No! I can’t let myself get discouraged. The best things in this world are worth fighting for, right?
I must fight for my voice to be heard.
I have to let them know my feelings, even if it kills me. I must give it another try.
The muscular man is still not wearing a shirt. Flexing his rippling biceps, he points out the dirty, broken window as he sees me approach:
“Look,” he tells the man standing beside him, the one I want to reach. “Here it comes again. The zombie in the blue dress.”
“Why does it keep coming here?”
“They’re relentless,” says the Muscle Man, fiercely. “They’ll never stop. Never!”
“What’s it holding?” He asks. But the Muscle Man doesn’t see. He dashes out the door to confront me.
“No!” shouts his friend. “Wait!”
But heroes like him never wait.
It’s a trap. He unleashes a rope rigged to the outer wall and a concrete block crashes from above, hitting the ground down right in front of me. It misses me but the close force of it knocks me backward. I fall.
The camera I’m holding crashes to the ground, but amazingly, it does not break.
It does not break!
“It’s a video camera!” The Muscle Man shouts, sounding panicked by this. He is about to attack me with a wooden club but his friend yells out: “Wait!”
I knew he was different from the others! I knew he would be more thoughtful and patient! More understanding!
He rushes up to the camera, even though it is so close to me. But he takes the risk. He stares down at it and adjusts his glasses.
He is the closest he’s ever been to me.
He glances at me.
Our eyes connect for a moment.
Does he see me? Does he truly understand?
He picks up the video camera.
And my heart blossoms in my chest.
My heart has been delivered. My message has been received.

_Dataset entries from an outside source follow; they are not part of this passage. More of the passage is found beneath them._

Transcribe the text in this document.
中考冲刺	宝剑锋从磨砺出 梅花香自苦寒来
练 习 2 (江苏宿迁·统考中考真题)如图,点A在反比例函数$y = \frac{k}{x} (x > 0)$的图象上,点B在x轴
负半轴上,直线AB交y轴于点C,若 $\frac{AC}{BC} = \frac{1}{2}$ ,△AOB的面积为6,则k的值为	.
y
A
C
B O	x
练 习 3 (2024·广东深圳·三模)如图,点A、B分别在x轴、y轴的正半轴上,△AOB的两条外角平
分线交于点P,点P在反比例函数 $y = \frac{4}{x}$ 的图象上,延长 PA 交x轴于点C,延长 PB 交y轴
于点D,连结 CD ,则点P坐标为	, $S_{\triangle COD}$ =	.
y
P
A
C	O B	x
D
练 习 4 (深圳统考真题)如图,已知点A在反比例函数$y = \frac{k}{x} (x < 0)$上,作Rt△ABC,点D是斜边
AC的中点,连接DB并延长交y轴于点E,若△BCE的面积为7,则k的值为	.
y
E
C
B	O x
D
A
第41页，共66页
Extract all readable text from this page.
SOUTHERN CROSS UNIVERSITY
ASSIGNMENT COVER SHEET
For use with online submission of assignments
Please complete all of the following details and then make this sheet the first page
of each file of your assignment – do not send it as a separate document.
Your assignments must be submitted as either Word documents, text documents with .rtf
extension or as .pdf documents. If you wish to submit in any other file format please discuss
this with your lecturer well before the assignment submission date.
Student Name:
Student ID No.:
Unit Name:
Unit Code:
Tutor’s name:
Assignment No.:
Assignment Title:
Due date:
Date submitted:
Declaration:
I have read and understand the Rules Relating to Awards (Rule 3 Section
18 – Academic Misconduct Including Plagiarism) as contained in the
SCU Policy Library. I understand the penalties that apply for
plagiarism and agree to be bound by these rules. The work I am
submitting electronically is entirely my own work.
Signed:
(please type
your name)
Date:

He’ll watch the footage and now he’ll know. They’ll all know. How mistaken they have been in their assumptions about zombies.
We have feelings. We feel.
“Thank you,” I say to him. I hope he can decipher my words within my zombie groan.
My eyelids flicker shut as I see him press the rewind button.
And I feel a keen sense of peace, the likes of which I haven’t felt in a long time.
I did it. I accomplished my goal.
We have a chance now, a real chance . . . to create a “happily ever after”. Don’t we?